I like multi-pronged approaches and since you mentioned DEILD. I like to wake up staying still with the intention of re-entering the dream while at the same time recalling what I was just dreaming as visually as possible which can result in going back into the dream while also strengthening your recall of that dream. Another multi-pronged approach is to recall when you first wake up and then add additional recall as you begin your day like you mentioned works for you.





> With control, I've readed a interesting post about expectations and schemes, to change these, it's handy for me the techniques of Improvisational theatre: to listen my unconscious, expressed through characters, places....and never Blocking: Negating the ideas and suggestions of other people (yourself.). Nor Cancelling: This is removing an idea that's been established. Only play play play and the expectations change.



This is an important key to understand. I am glad you found that post.

----------


## anta

Thanks for the reply.
I've been a bit out due to my exams. As a consequence, my learning curve had a light period of retardation. I continue with the last problem about wake up staying still with the intention of re-entering the dream. I think the problem is mental stress, one intention too strong.

the good new
I have find a new eclectic method to mental and physical relaxation and to mark intention with mantras. I've test the yoga-nidra that consist of Body mental tracking, count breaths, mantras and visualize. At the begining it gave me laziness. But now it's more automated. It is like a atention discipline before falling asleep.

----------


## fogelbise

> I think the problem is mental stress, one intention too strong.



I have definitely experienced this as well. When you feel that you are trying too hard or your intention is too strong, one strategy is to keep any stronger intentions to the daytime practices and relax a bit in the evening with a more "come what may" approach. Certain students and practitioners find when they are trying too hard, the stress interferes with the results and as soon as they decide to take a break, they have a lucid dream. Staying on break will catch up to them though, so it's important to keep up practices.





> the good new
> I have find a new eclectic method to mental and physical relaxation and to mark intention with mantras. I've test the yoga-nidra that consist of Body mental tracking, count breaths, mantras and visualize. At the begining it gave me laziness. But now it's more automated. It is like a atention discipline before falling asleep.

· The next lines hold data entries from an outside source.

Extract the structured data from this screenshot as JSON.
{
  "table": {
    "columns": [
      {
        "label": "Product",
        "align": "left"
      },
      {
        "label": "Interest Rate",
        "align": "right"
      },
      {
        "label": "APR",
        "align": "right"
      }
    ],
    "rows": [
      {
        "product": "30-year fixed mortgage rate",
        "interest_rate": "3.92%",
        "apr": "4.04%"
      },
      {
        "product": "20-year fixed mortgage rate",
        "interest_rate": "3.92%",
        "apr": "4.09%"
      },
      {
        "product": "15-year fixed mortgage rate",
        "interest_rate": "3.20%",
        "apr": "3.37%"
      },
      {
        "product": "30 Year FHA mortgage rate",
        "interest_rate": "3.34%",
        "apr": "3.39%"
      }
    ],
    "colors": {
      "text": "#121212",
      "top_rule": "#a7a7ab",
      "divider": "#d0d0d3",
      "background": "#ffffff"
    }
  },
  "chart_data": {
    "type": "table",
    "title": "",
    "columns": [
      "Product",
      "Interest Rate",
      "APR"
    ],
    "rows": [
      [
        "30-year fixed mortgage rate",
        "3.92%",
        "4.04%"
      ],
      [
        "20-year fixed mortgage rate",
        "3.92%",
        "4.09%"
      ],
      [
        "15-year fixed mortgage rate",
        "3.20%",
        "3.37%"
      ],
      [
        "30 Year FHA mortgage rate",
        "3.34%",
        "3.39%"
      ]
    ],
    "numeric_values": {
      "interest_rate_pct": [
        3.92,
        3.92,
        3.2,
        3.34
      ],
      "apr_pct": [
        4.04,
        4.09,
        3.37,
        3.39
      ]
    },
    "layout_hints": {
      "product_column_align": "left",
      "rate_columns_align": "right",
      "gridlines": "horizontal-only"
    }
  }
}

I like trying new things as well. It keeps my motivation up and my practices more fresh. I recommend not dropping the standard lucid dreaming practices as you mix in new things though.

----------


## anta

Thanks for the previous comments.

A week ago, I decided to prioritize the practice of DEILD instead of lucid dreams in general, due to MILD and WILD after WBTB were being more customary to get my lucids experiences. Basically I used mantras and autosuggestion at the same time I reduced WBTB to simplly release the mental control.

I had my first DEILD since I've begun with workbook. 
Entry was flow and fast. I awaked in last part of sleep, with the dream in my head, even I changed my posture but I kept a light hearing hypnagogicity.
So I relax in there and suddenly I feel that I can see and move my oniric hand in the darkness under my eyelids. I leave bed, I start to see something more, but after while to look for pleasure, arousal stoped experience.

----------


## fogelbise

Congratulations on the DEILD!





> A week ago, I decided to prioritize the practice of DEILD instead of lucid dreams in general, *due to MILD and WILD after WBTB were being more customary to get my lucids experiences.* Basically I used mantras and autosuggestion at the same time I *reduced WBTB to simplly release the mental control.*



^I wasn't able to understand what you meant here.

----------


## anta

> Congratulations on the DEILD!
> 
> ^I wasn't able to understand what you meant here.



In my natural night awakenings, I cut off WBTB. And I only try to sleep again, without wild or mild intention.

It is being difficult, since July I don't obtain deild.
On the one hand I was taking a long time to recall that I had dream, it happens after move me. 
On the other hand, when I became aware the end of dream, I don't get to chaining another dream

----------


## fogelbise

Got it, thanks. So maybe it is time to mix in some WBTBs a few times a week at least if you aren't currently, perhaps on nights when you can sleep in. At the same time you can also consider setting stronger intention to chain dreams. Let me know if you have any questions. Sorry for the slow reply. I was on holiday.

----------